In un’epoca dominata da app e social network, c’è chi continua a credere nel potere di una tavola
condivisa. È il caso di Roberto Dellanotte, ideatore de “La Cena degli Sconosciuti”, il format italiano che da oltre vent’anni mette a sedere perfetti estranei allo stesso tavolo per favorire incontri, amicizie e, talvolta, amori destinati a durare.
L’idea nata a Milano nel 2002
La storia della Cena degli Sconosciuti inizia nel 2002, quando Dellanotte, organizzatore di eventi, decide di sperimentare un modo diverso per far incontrare le persone: niente chat, niente profili online, ma una cena reale tra sconosciuti, basata sulla spontaneità e sulla convivialità.
Quella che sembrava una semplice intuizione si è trasformata nel tempo nella prima e più longeva “social dinner” italiana, un format che ha anticipato di anni il bisogno moderno di socialità autentica.
L’obiettivo era chiaro fin dall’inizio: creare occasioni per uscire dalla solitudine, favorire nuove amicizie e, perché no, far nascere storie d’amore.
Il successo in tutta Italia
Dalla prima cena milanese, il progetto si è rapidamente diffuso in tutta la penisola, coinvolgendo migliaia di partecipanti e raggiungendo decine di città. Ogni mese si tengono numerosi appuntamenti, con persone che decidono di mettersi in gioco sedendosi accanto a perfetti sconosciuti.
Il funzionamento è semplice: ci si iscrive online, si arriva al ristorante e si sceglie liberamente il posto a tavola, lasciando spazio all’istinto. Non esistono schede, obblighi o formalità, ma solo la volontà di socializzare.
Secondo lo stesso Dellanotte, il successo del format risiede nella sua naturalezza: “Si entra in un ristorante, non si conosce nessuno, passano cinque minuti e si sta già chiacchierando come se ci si conoscesse da tempo”.
Oltre le app, il ritorno agli incontri reali
In un contesto sociale sempre più digitale, la Cena degli Sconosciuti rappresenta una risposta concreta al bisogno di relazioni autentiche. L’iniziativa, infatti, nasce proprio con l’intento di offrire un’alternativa agli incontri virtuali, riscoprendo il valore della presenza fisica e della conversazione diretta.
Non si tratta soltanto di eventi per single, ma di occasioni aperte a chiunque desideri conoscere nuove persone, ampliare il proprio giro sociale o semplicemente trascorrere una serata diversa dal solito.

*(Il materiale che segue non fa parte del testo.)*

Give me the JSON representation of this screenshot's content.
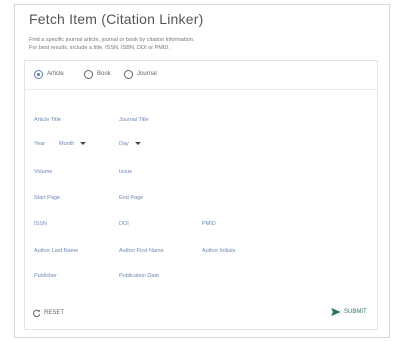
{
  "dialog": {
    "title": "Fetch Item (Citation Linker)",
    "description_line1": "Find a specific journal article, journal or book by citation information.",
    "description_line2": "For best results, include a title, ISSN, ISBN, DOI or PMID."
  },
  "type_options": [
    {
      "label": "Article",
      "checked": true
    },
    {
      "label": "Book",
      "checked": false
    },
    {
      "label": "Journal",
      "checked": false
    }
  ],
  "fields": {
    "article_title": "Article Title",
    "journal_title": "Journal Title",
    "year": "Year",
    "month": "Month",
    "day": "Day",
    "volume": "Volume",
    "issue": "Issue",
    "start_page": "Start Page",
    "end_page": "End Page",
    "issn": "ISSN",
    "doi": "DOI",
    "pmid": "PMID",
    "author_last_name": "Author Last Name",
    "author_first_name": "Author First Name",
    "author_initials": "Author Initials",
    "publisher": "Publisher",
    "publication_date": "Publication Date"
  },
  "actions": {
    "reset_label": "RESET",
    "submit_label": "SUBMIT"
  },
  "colors": {
    "accent": "#5b7fb0",
    "submit": "#2a7a55",
    "field_label": "#6a89b5"
  },
  "icons": {
    "reset": "refresh-icon",
    "submit": "send-icon"
  }
}
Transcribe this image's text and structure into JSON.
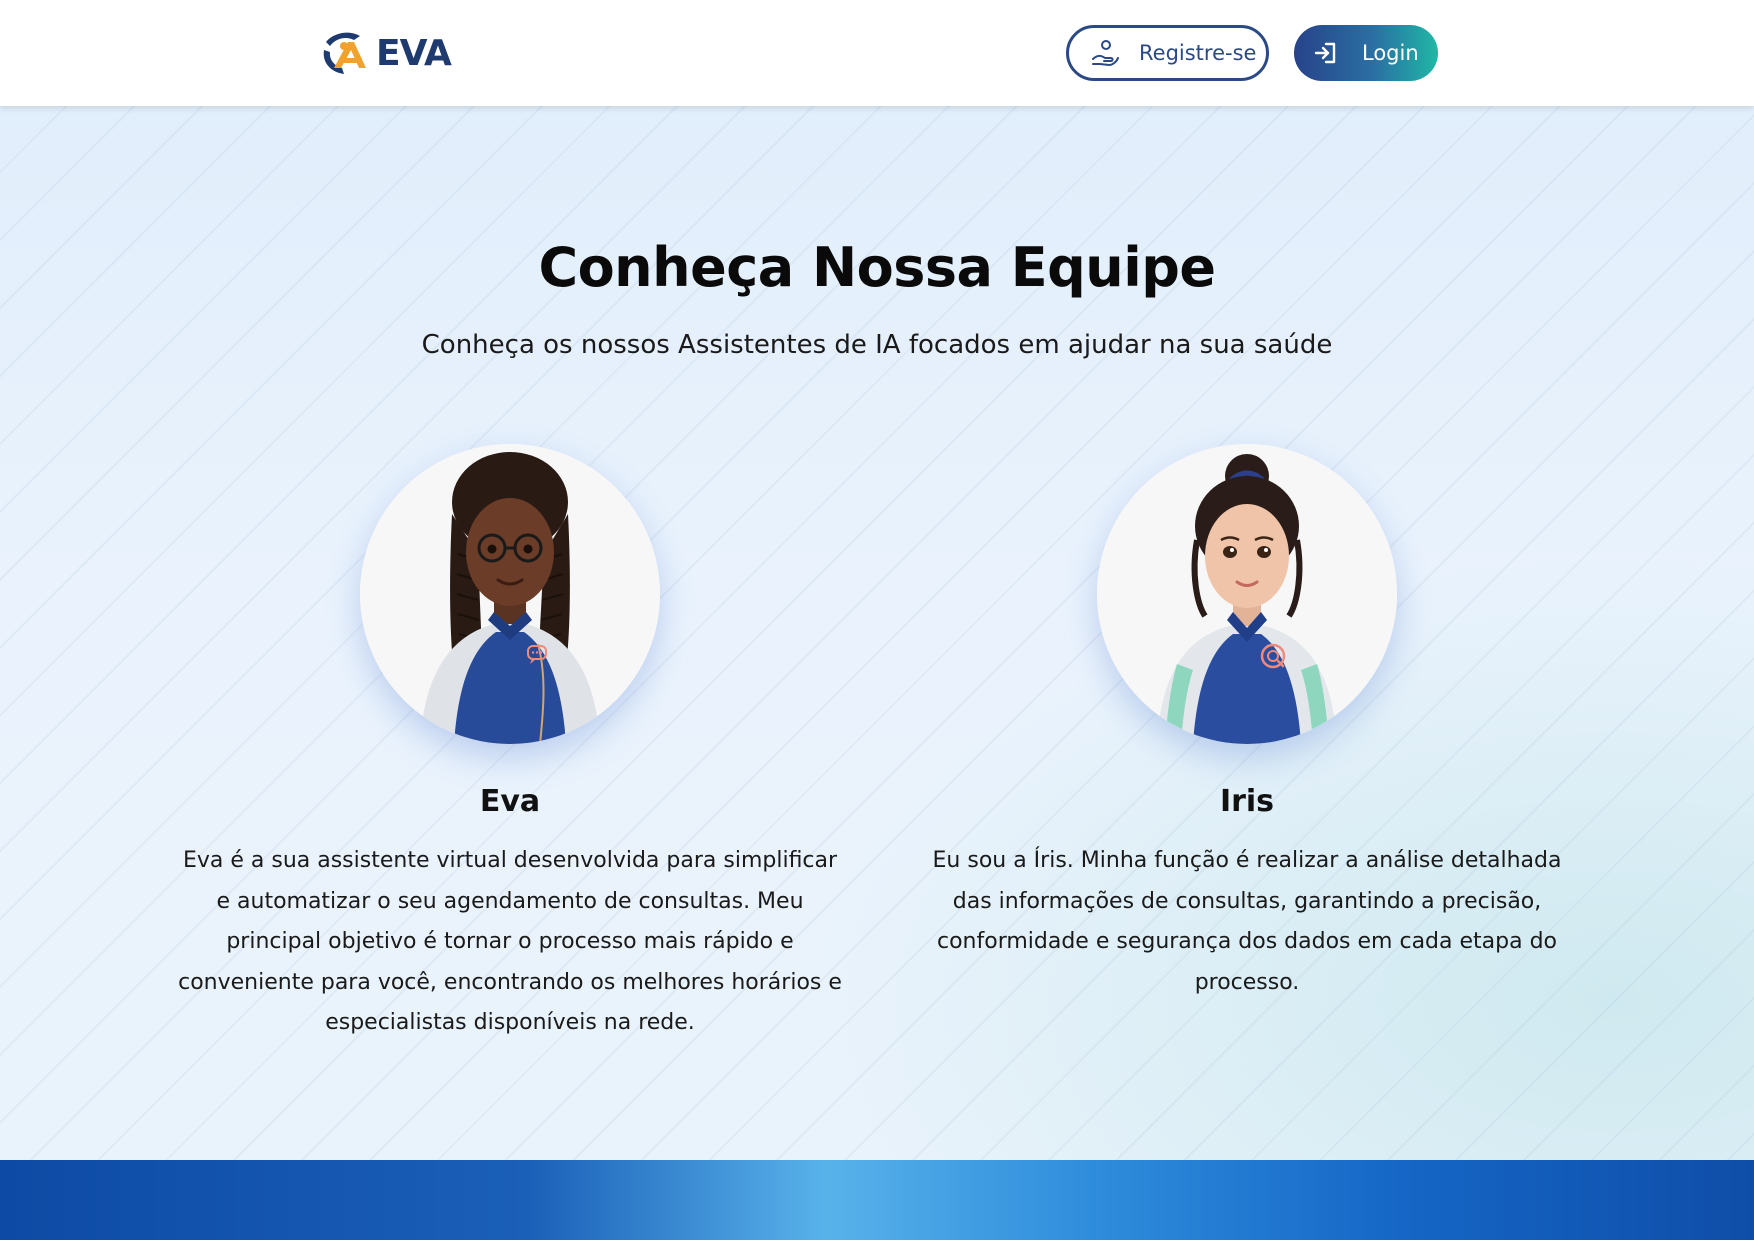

Un fenomeno sociale che dura da oltre vent’anni
A più di vent’anni dalla sua nascita, il format continua a crescere, confermando che il bisogno umano di incontrarsi e condividere momenti reali resta forte, anche nell’era digitale. Dalle cene tradizionali agli aperitivi tematici, fino ad altre iniziative simili ideate da Dellanotte, il progetto ha contribuito a cambiare il modo di vivere le relazioni sociali in Italia.
In un mondo sempre più connesso virtualmente, la Cena degli Sconosciuti dimostra che, a volte, basta sedersi a tavola per cambiare la propria vita.